James and Werner also spoke to compassion and ruthless compassion asserting that when you are able to see that others are suffering just like you are, it’s easier to be empathetic and compassionate. Hear hear!
Werner Erhard had glowing things to say about James Doty and I have to admit, I’m a huge fan of his work and the organization. Werner applauds Doty‘s ability to convey compassion in a powerful way and get it out to the world.
“The impact that compassion has on humans is powerful.”
Compassion and empathy are so important to our well-being that any research pointing to implementing it in work or play, should have impressive numbers. It should be no surprise that the Center for Compassion and Altruism Research and Education has His Holiness the Dalai Lama as a founding benefactor.
While Doty‘s work centers around working with scientists from a number of disciplines to examine the neural bases for compassion and altruism, he is also an inventor, entrepreneur and philanthropist and holds multiple patents. Additionally, he has supported research, provided scholarships and endowed chairs at multiple universities.

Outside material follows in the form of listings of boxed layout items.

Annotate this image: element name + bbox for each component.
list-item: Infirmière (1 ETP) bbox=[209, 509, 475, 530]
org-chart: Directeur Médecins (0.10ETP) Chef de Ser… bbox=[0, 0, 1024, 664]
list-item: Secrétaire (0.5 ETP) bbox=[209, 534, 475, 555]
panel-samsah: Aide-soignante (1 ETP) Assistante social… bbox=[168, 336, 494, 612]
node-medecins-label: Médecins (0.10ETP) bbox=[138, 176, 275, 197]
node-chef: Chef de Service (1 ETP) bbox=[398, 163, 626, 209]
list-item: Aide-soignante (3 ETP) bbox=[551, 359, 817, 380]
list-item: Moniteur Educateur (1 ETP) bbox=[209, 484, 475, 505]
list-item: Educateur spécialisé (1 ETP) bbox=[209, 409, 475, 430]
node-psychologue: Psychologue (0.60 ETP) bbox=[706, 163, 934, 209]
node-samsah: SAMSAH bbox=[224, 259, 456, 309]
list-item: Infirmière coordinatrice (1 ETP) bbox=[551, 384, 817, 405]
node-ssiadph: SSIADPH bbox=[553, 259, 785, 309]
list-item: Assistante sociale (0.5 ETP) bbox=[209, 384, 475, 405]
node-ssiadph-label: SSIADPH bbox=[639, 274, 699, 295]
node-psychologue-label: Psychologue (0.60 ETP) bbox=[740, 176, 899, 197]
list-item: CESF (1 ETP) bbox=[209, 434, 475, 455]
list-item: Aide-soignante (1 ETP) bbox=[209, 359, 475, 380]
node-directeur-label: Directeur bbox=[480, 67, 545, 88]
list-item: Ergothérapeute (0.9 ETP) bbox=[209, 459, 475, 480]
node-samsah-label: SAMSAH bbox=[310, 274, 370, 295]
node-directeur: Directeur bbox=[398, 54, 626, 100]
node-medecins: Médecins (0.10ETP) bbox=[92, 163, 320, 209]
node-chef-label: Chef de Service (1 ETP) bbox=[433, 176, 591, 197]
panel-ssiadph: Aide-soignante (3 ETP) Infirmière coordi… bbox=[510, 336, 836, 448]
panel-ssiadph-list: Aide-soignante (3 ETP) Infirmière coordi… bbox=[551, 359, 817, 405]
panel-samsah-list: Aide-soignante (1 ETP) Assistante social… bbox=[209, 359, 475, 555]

Werner brought up reasons why est was successful in its approach sesveral times throughout the interview, including a testimonial who said something along the lines of: “I was on a journey to open up more. Many wars inside me have ceased and a person of integrity began to emerge.”
So, what’s Werner Erhard (born as John Paul Rosenberg — many may not know this) doing today?
Since est, he has has written and lectured widely on critical thinking, transformational models and applications, integrity, performance, leadership and individual and organizational transformation.
He’s also done a lot of wonderful things over the years, such as co-founding the Hunger Project (an NGO accredited to the United Nations) in which more than 4 million people have participated in establishing the end of hunger as an idea whose time has come.
Today, he consults to Landmark Worldwide, lectures and presents to others about these ideas. Much of Erhard’s scholarly writing can be found on his author‘s page in the Social Science Research Network (SSRN).
You can also explore his website as well of course. I should also mention an event that he’s spearheading with Dr. Joseph DiMaggio in New York City next spring. In April 2018, Landmark will present a three-day developmental event called Being a Master of Life: What It Takes. The event was made available to Landmark Graduates in the New York City area and sold out almost immediately.
Being a Master of Life: What It Takes, is about what lies beyond being smart, effective, successful, and admired – beyond the limits of what it currently means to be a human being. It is about what is there for us human beings beyond the possibilities we may already be at work on realizing.
Most of us believe that there is something extra special about such people – that is, there is something extra special about people who seem to have mastered life. However, while innately ordinary, masters of life do see life and make sense of life differently than most of us do. And it is this unique way that they see (perceive) life and make sense of (comprehend) life that leaves them interacting with life as a master – that is, naturally being extraordinarily effective while enjoying an exceptionally high quality of life.
The event is aimed at getting you to be your own master of life as a natural of self-expression. Since it is sold out, they hope to be providing more in the future.
With reporting and input from Dr. Gabriele Hilberg who captured notes on the evening.